From: Pavol Droba (droba_at_[hidden])
Date: 2004-07-15 07:43:24
On Thu, Jul 15, 2004 at 07:03:38AM -0400, David Abrahams wrote:
> Pavol Droba <droba_at_[hidden]> writes:
> > Such a guarantee would allow me to use a local variable of a given type
> > without needing to worry, that it will break the guarantie of the whole
> > function.
> > Is this ok?
> > How would you name such a property?
> While I support the use of the "pure" distinction in exception-safety
> analysis, a word of caution: be careful not to specify such a detailed
> ES contract that it becomes unreasonably hard to use. Another risk is
> that you'll undly constrain your future implementation choices.
> Sometimes it makes sense to paint with a slightly broader brush and
> and provide a simpler guarantee.
> Further, I'm not sure it usually makes sense to use "pure" when
> describing constraints on user-supplied operations. It stands to
> reason that in general, the library has no knowledge of external state
> that might be modified by a user-supplied operation and can't roll
> back the results. It's often a reasonable shorthand to say "gives the
> strong guarantee" when you mean "gives the strong guarantee as long
> as the user-supplied operation is pure".

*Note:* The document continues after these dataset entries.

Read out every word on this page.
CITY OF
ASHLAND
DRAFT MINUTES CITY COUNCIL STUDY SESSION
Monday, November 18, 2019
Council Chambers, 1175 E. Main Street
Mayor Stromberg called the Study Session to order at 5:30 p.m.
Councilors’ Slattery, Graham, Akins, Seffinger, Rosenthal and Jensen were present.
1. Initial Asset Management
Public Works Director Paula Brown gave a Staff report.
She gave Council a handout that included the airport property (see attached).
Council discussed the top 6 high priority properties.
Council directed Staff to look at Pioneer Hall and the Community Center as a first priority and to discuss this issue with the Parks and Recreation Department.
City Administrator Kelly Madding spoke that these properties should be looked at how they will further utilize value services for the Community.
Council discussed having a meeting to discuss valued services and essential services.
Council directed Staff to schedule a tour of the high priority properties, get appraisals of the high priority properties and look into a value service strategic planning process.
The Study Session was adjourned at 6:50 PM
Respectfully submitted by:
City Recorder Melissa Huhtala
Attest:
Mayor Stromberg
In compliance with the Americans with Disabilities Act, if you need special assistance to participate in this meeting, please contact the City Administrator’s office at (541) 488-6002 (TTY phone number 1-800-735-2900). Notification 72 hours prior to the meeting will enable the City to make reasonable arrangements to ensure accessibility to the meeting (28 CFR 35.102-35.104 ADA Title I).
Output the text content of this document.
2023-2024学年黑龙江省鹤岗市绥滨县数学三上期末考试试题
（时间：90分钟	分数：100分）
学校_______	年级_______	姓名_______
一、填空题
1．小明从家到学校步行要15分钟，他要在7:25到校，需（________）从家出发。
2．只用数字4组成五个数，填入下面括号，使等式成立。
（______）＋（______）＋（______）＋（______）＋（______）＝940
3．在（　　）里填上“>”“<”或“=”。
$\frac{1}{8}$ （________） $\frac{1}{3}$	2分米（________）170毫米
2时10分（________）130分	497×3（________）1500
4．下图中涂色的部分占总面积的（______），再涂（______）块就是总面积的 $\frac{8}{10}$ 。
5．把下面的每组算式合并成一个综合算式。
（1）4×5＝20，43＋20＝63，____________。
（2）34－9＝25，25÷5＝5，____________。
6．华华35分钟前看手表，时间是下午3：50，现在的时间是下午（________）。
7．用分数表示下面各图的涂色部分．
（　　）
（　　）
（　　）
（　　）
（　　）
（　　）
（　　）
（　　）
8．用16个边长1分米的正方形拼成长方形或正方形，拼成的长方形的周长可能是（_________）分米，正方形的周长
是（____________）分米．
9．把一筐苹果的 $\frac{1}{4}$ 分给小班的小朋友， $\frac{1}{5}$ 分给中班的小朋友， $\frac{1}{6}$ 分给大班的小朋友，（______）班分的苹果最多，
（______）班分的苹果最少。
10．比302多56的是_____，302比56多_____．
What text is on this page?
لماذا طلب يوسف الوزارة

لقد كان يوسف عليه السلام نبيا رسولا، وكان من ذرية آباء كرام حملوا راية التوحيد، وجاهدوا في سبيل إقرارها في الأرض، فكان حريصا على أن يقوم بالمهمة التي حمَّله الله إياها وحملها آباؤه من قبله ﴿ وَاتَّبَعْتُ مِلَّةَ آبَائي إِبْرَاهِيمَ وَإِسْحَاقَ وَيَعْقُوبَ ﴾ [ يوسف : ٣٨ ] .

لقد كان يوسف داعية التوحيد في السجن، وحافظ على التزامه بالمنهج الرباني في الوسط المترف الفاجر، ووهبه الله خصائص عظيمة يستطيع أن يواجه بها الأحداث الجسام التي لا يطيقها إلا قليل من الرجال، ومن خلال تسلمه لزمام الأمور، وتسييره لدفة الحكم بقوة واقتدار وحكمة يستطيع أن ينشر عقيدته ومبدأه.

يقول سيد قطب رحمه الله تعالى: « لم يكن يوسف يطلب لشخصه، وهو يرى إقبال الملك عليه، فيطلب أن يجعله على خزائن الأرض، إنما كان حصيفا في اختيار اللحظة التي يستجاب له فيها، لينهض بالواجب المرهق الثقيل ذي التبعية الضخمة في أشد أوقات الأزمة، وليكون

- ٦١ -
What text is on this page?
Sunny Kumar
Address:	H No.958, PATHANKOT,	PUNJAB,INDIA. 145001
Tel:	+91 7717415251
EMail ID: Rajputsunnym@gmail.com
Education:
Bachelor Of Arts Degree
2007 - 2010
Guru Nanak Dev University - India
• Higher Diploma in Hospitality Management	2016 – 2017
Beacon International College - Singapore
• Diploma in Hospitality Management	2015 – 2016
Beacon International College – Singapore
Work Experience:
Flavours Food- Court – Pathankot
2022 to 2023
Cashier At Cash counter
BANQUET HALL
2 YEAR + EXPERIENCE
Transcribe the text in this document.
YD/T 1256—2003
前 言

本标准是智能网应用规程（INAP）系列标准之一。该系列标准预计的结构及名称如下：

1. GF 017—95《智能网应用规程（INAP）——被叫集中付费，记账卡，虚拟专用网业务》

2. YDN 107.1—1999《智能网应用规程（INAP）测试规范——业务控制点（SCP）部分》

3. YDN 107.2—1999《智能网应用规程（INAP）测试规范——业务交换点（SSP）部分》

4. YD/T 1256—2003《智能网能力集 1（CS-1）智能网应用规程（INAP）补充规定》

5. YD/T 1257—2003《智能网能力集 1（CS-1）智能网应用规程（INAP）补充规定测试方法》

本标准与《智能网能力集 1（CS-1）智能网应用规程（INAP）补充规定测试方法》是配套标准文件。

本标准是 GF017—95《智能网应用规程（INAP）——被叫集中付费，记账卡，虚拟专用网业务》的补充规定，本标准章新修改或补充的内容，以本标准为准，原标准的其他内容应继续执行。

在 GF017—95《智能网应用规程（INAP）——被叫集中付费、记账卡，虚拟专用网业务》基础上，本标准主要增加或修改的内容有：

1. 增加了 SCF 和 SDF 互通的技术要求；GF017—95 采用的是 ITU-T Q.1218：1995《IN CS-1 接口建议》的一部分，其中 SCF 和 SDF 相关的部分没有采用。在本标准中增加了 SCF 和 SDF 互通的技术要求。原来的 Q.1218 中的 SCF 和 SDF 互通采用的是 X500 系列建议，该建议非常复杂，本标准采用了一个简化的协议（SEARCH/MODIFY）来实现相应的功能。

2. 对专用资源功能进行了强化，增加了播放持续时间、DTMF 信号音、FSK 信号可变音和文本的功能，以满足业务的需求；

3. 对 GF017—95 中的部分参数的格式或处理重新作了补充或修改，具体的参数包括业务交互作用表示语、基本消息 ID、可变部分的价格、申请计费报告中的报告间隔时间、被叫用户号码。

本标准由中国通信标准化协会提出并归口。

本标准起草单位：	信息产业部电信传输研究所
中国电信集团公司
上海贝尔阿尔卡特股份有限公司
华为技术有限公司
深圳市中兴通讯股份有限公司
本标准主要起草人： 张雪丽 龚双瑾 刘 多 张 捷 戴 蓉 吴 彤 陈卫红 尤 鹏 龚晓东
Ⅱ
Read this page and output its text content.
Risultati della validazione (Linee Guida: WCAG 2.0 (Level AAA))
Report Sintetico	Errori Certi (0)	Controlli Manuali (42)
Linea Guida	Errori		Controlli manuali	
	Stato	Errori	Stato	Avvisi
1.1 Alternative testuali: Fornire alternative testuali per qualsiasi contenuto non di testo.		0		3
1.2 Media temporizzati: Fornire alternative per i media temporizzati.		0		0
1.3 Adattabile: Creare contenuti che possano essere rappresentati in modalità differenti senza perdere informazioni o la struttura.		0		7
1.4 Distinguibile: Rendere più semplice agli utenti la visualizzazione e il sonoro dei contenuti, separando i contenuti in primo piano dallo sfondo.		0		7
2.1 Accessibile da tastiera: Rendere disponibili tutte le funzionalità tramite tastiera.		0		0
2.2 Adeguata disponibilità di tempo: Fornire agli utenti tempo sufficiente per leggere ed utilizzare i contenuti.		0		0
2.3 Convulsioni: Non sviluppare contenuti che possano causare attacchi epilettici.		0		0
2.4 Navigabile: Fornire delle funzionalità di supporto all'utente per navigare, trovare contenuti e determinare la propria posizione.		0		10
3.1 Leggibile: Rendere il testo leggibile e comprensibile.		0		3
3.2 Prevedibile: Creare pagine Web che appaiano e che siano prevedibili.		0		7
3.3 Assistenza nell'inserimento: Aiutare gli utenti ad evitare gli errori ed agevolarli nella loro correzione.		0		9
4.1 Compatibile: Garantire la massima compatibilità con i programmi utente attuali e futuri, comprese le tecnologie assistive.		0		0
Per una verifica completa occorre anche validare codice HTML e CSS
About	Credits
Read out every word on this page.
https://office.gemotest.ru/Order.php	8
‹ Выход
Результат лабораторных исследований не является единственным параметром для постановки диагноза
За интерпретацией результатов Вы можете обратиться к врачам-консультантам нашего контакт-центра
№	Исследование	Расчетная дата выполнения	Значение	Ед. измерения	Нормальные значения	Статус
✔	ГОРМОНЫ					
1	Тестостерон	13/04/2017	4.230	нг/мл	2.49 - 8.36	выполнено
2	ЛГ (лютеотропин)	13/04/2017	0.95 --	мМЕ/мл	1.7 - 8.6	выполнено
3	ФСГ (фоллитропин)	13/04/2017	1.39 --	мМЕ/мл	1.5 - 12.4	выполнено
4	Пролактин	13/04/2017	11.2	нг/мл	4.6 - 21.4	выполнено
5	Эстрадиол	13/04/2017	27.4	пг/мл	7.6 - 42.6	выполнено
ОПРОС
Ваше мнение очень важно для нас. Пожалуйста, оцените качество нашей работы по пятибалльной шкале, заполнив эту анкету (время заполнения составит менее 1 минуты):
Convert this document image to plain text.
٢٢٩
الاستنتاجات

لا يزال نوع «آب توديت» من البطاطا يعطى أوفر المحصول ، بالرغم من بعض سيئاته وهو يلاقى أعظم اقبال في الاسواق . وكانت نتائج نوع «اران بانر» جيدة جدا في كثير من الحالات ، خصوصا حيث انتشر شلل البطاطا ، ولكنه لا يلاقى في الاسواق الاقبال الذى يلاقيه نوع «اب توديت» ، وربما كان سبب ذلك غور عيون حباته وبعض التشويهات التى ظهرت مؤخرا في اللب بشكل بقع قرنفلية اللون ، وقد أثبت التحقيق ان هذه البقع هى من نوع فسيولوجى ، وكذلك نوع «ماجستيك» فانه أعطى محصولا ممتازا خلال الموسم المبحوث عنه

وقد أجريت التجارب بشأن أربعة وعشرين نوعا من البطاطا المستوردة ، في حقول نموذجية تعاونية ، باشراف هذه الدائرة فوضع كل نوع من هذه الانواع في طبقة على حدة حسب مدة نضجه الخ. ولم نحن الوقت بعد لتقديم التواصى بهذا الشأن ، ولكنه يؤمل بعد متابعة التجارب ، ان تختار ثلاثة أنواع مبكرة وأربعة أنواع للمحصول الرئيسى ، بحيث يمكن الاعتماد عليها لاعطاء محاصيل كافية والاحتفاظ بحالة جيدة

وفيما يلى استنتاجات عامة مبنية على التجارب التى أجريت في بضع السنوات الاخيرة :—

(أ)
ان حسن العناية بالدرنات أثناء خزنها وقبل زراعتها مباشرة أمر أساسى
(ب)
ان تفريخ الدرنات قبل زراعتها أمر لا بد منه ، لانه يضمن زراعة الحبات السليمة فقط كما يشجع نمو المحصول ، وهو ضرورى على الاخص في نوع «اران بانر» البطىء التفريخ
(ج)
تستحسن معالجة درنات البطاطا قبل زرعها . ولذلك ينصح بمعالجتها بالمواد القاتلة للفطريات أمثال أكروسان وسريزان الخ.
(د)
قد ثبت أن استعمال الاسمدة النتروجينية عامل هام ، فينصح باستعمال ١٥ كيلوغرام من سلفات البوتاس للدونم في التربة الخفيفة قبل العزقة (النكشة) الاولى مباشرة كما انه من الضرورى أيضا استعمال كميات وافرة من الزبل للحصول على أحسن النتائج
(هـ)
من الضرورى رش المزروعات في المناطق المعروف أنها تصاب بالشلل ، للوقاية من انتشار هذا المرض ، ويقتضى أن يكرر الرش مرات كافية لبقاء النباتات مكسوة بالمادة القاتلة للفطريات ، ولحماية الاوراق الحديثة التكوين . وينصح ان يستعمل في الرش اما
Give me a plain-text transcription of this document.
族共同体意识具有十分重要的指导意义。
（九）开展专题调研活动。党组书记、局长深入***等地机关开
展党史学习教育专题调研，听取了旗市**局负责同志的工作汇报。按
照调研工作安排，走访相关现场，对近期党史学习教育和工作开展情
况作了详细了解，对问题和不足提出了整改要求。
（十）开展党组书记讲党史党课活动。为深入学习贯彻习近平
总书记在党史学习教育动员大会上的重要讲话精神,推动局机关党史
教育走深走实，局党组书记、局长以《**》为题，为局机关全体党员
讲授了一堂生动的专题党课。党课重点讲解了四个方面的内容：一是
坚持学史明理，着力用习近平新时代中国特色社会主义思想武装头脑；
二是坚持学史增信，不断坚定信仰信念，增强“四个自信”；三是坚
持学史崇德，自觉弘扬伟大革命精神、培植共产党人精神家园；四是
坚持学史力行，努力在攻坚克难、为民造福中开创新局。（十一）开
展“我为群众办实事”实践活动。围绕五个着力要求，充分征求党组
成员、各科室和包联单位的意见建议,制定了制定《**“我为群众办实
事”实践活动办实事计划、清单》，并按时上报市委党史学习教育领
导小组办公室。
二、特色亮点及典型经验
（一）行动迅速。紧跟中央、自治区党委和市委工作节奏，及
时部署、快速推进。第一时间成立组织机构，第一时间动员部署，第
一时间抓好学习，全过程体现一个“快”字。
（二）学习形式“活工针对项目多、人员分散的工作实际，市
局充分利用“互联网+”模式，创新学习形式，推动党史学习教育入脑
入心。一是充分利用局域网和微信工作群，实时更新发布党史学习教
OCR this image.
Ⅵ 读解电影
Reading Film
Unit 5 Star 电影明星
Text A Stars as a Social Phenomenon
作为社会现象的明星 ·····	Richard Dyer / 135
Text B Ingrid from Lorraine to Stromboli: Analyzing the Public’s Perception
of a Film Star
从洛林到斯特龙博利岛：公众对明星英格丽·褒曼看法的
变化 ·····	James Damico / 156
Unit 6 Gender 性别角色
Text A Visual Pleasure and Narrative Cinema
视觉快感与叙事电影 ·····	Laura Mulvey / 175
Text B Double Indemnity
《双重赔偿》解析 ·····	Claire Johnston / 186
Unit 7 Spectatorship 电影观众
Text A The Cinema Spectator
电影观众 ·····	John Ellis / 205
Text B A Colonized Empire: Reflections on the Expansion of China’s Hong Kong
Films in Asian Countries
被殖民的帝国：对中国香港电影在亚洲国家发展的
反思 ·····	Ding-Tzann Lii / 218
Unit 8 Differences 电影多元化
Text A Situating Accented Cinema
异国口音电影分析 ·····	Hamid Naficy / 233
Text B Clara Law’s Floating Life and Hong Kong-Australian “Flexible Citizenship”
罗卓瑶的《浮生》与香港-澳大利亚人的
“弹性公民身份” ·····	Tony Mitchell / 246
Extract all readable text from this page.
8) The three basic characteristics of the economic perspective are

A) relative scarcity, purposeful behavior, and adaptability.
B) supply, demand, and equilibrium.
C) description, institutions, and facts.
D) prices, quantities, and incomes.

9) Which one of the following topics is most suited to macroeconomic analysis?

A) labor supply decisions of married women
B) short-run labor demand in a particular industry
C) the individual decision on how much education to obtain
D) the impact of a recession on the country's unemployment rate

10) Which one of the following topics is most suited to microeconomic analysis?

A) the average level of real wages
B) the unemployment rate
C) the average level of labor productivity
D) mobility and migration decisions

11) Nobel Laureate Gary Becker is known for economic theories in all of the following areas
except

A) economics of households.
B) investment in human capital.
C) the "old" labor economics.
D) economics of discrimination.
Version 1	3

I have written sumarized something. Is this correct:
The library requires that all operations on types used as template
or function arguments provide the basic exception guarantee.
In turn, all functions and algorithms in this library, except where stated
otherwise, will provide the basic exceptions guarantee.
In addtion some functions can provide the strong exception guarantee
as long as the operations on the types used for arguments for these funtions either
do not alter the global state, or provide the strong exception guarantee.